2011年07月15日 | 奈良にこだわる
川上村(奈良県吉野郡)に、「白屋(しらや)」という字面も美しい地区(大字)がある。『角川 日本地名大辞典(29)奈良県』によると《吉野川上流右岸に位置する。集落は標高400mの南向き斜面にある。白屋岳の山麓に白土を産する所があり、国栖紙の漂白剤として使用された。ここから流れ落ちる川が時々白濁したので、白谷といい、のち白矢に転じ、さらに白屋になったという(吉野郡資料)》《江戸中期から当地で産出する白土が紙に漉きこまれるようになり、そのため川上郷内では比較的「繁栄の村方」といわれた。延宝4年の家数35、うち本百姓18・水呑17、天保6年の家数105・人数458(川上村史資料編)》。
※トップ画像は、近畿地方整備局のホームページより拝借

7/14(木)、この村里をめぐるニュースが、全国を駆けめぐった。産経新聞(7/14付)によると《地滑り移転 国に賠償命令 奈良・大滝ダム 住民側が逆転勝訴 大阪高裁》《奈良県川上村の大滝ダムの試験貯水で地滑りが発生し、集団移転を強いられた同村白屋(しらや)地区の元住民12人が、国に約9千万円の国家賠償を求めた訴訟の控訴審判決が13日、大阪高裁であり、松本哲泓(てつおう)裁判長は請求を棄却した1審奈良地裁判決を変更し、国に約1200万円の賠償を命じた》。

《判決で松本裁判長は、着工前の地質調査で深さ70メートル付近に粘土層が見つかるなど、軟弱な地盤が確認されていた点を重視。「国は地滑りの危険性を予見できたのに、大滝ダムは安全性を欠いていた」と指摘した。その上で「住民は仮設住宅での不自由な生活を余儀なくされ、多大な精神的苦痛を受けた」と述べ、慰謝料などとして原告1人につき100万円の賠償を命じた。昨年3月の1審判決は国の安全対策の不備を認定する一方、「財産的損害はすでに補償を受けている」と慰謝料請求を退けたが、松本裁判長は「精神的損害は補填(ほてん)されていない」と判断した》。

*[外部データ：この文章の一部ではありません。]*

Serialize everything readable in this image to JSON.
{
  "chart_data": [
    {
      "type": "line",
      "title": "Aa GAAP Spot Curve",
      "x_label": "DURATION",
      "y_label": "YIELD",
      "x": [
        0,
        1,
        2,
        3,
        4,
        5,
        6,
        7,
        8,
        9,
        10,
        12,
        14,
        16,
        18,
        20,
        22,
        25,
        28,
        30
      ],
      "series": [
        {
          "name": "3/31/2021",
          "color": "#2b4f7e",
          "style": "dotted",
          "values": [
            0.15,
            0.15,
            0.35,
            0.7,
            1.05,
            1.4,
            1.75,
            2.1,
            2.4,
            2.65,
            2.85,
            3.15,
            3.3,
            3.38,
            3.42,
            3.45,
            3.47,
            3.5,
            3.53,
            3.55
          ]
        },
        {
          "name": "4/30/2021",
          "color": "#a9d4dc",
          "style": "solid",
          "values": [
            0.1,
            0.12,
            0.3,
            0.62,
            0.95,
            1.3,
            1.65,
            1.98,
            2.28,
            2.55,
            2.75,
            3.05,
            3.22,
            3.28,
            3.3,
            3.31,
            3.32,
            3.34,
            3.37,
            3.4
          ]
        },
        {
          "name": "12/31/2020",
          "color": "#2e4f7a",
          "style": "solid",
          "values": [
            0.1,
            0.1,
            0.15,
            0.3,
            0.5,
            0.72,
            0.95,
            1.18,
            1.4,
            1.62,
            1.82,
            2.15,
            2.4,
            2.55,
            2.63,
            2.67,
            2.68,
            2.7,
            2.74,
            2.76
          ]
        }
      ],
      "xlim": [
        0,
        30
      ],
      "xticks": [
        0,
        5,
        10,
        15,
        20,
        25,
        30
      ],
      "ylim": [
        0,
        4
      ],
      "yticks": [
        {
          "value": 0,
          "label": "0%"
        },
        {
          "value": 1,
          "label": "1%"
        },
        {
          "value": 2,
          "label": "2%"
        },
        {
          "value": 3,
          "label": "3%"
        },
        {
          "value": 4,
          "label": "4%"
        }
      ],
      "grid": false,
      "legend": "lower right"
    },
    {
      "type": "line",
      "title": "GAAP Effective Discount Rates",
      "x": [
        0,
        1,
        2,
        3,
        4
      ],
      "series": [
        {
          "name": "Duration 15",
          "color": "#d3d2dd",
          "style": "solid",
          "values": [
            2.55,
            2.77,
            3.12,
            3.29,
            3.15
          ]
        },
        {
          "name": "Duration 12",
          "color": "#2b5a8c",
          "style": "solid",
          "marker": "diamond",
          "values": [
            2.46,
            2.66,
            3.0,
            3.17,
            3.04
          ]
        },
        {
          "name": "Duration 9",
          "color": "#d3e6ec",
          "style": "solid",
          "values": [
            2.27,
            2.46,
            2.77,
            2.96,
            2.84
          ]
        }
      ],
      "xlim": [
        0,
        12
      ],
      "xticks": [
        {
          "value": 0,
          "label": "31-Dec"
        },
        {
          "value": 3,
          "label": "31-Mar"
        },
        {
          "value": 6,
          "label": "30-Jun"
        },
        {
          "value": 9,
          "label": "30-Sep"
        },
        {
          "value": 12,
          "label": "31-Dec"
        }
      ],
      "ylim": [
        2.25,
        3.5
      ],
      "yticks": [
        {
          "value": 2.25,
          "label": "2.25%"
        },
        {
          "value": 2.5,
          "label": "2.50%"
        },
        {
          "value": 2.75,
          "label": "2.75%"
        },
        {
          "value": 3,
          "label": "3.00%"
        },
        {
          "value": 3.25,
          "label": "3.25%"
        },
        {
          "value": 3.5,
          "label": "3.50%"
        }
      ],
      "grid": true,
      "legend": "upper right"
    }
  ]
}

《判決によると、大滝ダムでは平成15年3月に試験貯水が始まったが、直後から白屋地区内の各所に亀裂が発生し、全37世帯が仮設住宅に移転。その後、別地区や同県橿原市などに転居せざるを得なくなった。判決後に会見した原告の井上兼治さん(67)は「ふるさとを追われることほどつらいことはない。判決で少しは心が落ち着いた」と話し、国に上告断念を求めた。国土交通省近畿地方整備局の上総(かずさ)周平局長の話「国の主張が認められず残念。判決内容を慎重に検討し、関係機関と協議して対処したい」》。

2003年(平成15年)の試験湛水時には、私も見学に行った。巨大なダム湖に接した急斜面に張り付くように点在する白屋の家々や段々畑を眺め、即座に「これは危なっかしいなぁ」と感じた。不謹慎なたとえで恐縮あるが、若草山に家々が建ち並び、すぐ麓に満々と水を湛えた深い湖があるような具合なのである。斜面はあまりにも急だし、村落は湖面に近い。木を伐ってしまったので、湖までは全く無防備である。私なら、酔った勢いでダム湖に転げ落ちるかも知れない(若草山なら、フェンスや芝生が受け止めてくれるのだが)。何より、家自体がダム湖に滑り落ちそうに見えた。当時、国土交通省(旧建設省)は「地滑り対策は万全」と主張していたが、本当にそんなことが断言できるのだろうか。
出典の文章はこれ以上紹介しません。